Yes and no! In the years between 1921, when the Reds came to power in Sakartvelo, and 1989, when the Soviet regime collapsed, generations of Georgian journalists used to be part of the Soviet cohort of men and women of letters. At that weird time and place of work and living, Georgian journalism could not have been a pronouncedly national public service concerned with writing and reporting. It was a Soviet socialist job to do, and if one wanted to be any different from this, one would never be given a chance to function as a columnist or a newscaster. Only an obedient servant of the communist political power was entitled to earn money using his or her journalistic ear, eye, talent, brain, and pen.
Yes, even the Soviet journalistic ‘automatons’ were expected to be talented and alert to the ongoing matters around them. It was as if, out of the blue, we jumped from the Soviet type of restrictions into the free modus operandi of depicting life as it was. It should also be noted with a sense of pride and moral satisfaction that the old generation of experienced Soviet-Georgian journalists momentarily ‘changed skin’ and started walking in step with the new times of freedom and democracy. The younger generation of our journalists easily picked up the new principles and attitudes and started fulfilling their journalistic obligations with no less skill and enthusiasm than their Western colleagues.
Newspaper, radio, and television storytelling became so westernized that the only difference between them and us was merely linguistic. Everything else—whether technical, emotional, or content-wise—was exactly the same. I remember, at the end of the 1980s of the bygone century, when I returned from America and brought with me American TV stories I had produced there, they amazed viewers so much that, the moment they were on the air, transport in the streets stood still because people were watching them avidly. Soon, most of the news stories in Georgia became so highly qualitative that nobody remembered my American ones. Indeed, the transformation in the world of media was huge and momentary in this country. Probably, the same kind of metamorphosis was taking place in the rest of the former Soviet republics.

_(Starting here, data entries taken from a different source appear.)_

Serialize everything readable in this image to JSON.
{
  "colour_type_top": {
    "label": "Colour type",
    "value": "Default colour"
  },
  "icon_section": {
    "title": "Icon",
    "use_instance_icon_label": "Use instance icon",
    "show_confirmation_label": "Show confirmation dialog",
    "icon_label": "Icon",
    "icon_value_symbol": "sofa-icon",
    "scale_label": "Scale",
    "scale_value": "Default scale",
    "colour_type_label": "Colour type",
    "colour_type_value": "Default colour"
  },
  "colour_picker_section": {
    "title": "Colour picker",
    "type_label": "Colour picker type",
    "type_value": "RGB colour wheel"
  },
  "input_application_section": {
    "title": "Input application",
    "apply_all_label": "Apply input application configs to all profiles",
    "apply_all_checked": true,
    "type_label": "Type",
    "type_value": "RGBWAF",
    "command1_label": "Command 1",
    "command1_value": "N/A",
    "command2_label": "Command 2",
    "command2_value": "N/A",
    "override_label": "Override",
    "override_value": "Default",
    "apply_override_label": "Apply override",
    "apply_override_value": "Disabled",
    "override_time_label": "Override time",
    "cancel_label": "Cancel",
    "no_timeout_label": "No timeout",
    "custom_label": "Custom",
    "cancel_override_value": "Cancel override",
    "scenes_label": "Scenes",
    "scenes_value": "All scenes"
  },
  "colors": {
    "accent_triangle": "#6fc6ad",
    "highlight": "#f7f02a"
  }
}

But behold, nobody can say whether Georgian journalism, along with the change of times—i.e., rushing from socialism straight toward wild capitalism—became impartial, objective, unbiased, caring, concerned, and disinterested. Indeed, it would be no exaggeration to state that the most scathing ailment afflicting our journalism currently is not being disinterested.
To experiment, just go ahead and switch on the prime-time news, or check any time slot for that matter—you will always find the journalist expressing his or her interpretation of the news instead of the news itself. Almost every journalist in this country, whether of the leftist or rightist pattern, tilts to one side or the other. They usually take positions and often fail to uphold journalistic objectivity—the most appreciated and indispensable quality practiced around the world.
It goes without saying that our journalists should not behave as lifeless robots like their hatched-in-one-philological-incubator Soviet colleagues, repeating like parrots what they were told or sent to read. Well, it is said that columnists and editorial writers—the authors of reviews, as well as radio and television commentators with special knowledge and proficiency—are freer to express their individual opinions, and still, the social and political radicalism, fortified by the insurmountable chasm within our society, torn apart between liberal democracy and realpolitik-based conservatism, heavily affects their journalistic behavior on the air and in print.
And this is perilous, keeping the country from real-time development in every possible respect. This kind of journalism has the effect of poison, and the resulting intoxication may very well be irretrievable. Most of the viewers, readers, and listeners are regular people who use journalistic services with an egregiously gullible attitude, whereas the journalists themselves are far from being naïve in what they are doing and saying. Thus, the influence of a word, expressed in any medium, is immeasurable on our society. Hence, the paradigm of political behavior we are enjoying almost on an everyday basis.
Conclusively, thanks to the way media functions in this land, we, the people, have to meet challenges like misinformation—also known as fake news—frequent and flagrant breaches of privacy, feeding audiences various conspiracy theories, a nauseating overload of content, fierce competition in the field, declining public trust, the inevitable impact on mental health, and even the illegal spread of sensitive data.
Couldn’t all this trigger the question of whether our national journalism is a good thing to embrace—or something toxic to drop like a hot potato and never pick up again?